Öte yandan 2010 yılının kasım ayında aynı endeks 116.8 idi. Demek ki sanayi üretimi bir yılda yüzde 8.4 artmıştır. Bir önceki aya göre, yani 2011 ekim ayına göre de yüzde 8.6 düşmüştür.
Sanayi GSYH da büyümeyi etkiler. Söz gelimi, 2011yılı 9 aylık büyümesinde sanayi sektörünün payı yüzde 26.9 olmuştur. Kasım ayında sanayi üretim endeksinin bir yıl önceye göre artması, bir ay önceye göre de düşmesi, 2011 yılı son çeyreğinde de büyümenin çok düşük olmayacağını ve fakat önceki üç çeyreğe göre bir iniş yapacağını gösteriyor.
Alt sektörlere göre ise, bir önceki yıla göre en fazla artan sektör dayanıklı tüketim malı üretimi olmuştur. Dayanıklı tüketim malı üretimi bir yıl önceye göre yüzde 19.5 oranında artmıştır.

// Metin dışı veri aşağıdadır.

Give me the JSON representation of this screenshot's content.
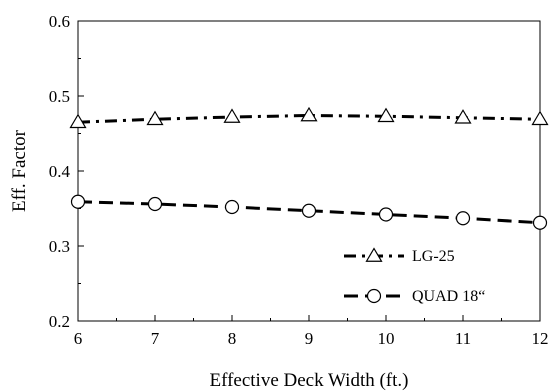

Merkez Bankası ve TÜİK’in birlikte hazırladığı Tüketici Güven Endeksi’nde, kasım ayı için dayanıklı tüketim mallarına olan talep de belirleniyor. Bu endekste “mevcut dönemin dayanıklı tüketim malı satın almak için uygunluğu” artmış görünüyor. Başka bir ifade ile kasım ayında dayanıklı tüketim malına olan talep artmıştır.
İthalata bağımlı olmamalı
Alt sektörler itibariyle sermaye malı üretiminde de yüzde 15.9 artış olmuştur. Sermaye malı üretiminde artış olması, potansiyel üretimi olumlu etkileyecektir.
Sanayi üretiminde temel sorun, ithal ara malı ve hammadde girdi oranının azaltmak ve sanayi üretiminde daha yüksek katma değer yaratmak olmalıdır.
Bunun için de, sanayi üretimini yeniden yapılandırmak zorundayız. Eğer döviz kurları bugünkü denge kur seviyesinde kalırsa, yani ortalama olarak bir dolar 1.90 seviyesini korursa, sanayi sektörü ara malı ve hammaddeyi ithal etmek yerine, bu malları içeriden satın almayı tercih edecektir. Bu nedenle Hükümetin ve MB’nin bazı kararlar alması gerekir...
Her şeyden önce, ithalata bağımlı olmayan bir sanayileşmenin sağlanması için bir-iki yıllık bir geçiş süreci belirlemek gerekir. Bu süreçte Hükümetin içeride ara malı üretimini teşvik etmesi, bunun için de KOBİ’lere desteği artırması gerekir. Ayrıca bu malların üretiminde teknoloji tedarikinde, kalite ve verimlilik açısından, KOBİ’lere destek olması, yardımcı olması gerekir. Bu anlamda hükümetin, üniversite ve sanayi işbirliğinin önündeki yasal engelleri kaldırması, Ar-Ge desteği sağlaması gerekir.
Merkez Bankası’nın ise, 2012’de TL doları yener şeklindeki saçmalıklardan vazgeçmesi gerekir. Eğer TL yeniden değer kazanırsa yani kurlar düşerse, ithal ara malı ve hammadde cazibesini koruyacak ve yerli üretim ithal ara malı ile rekabet edemeyecektir.
Ekonomik krizlerde, bağımsız sanayiye sahip olan ülkeler, daha kolay kurtarır. Spekülatif finans sektörünün etkisinde olan bir piyasaya sahip ve ithalata bağımlı büyüme yaşayan ülkeler ise ekonomik krizlerde daha hızlı çöker.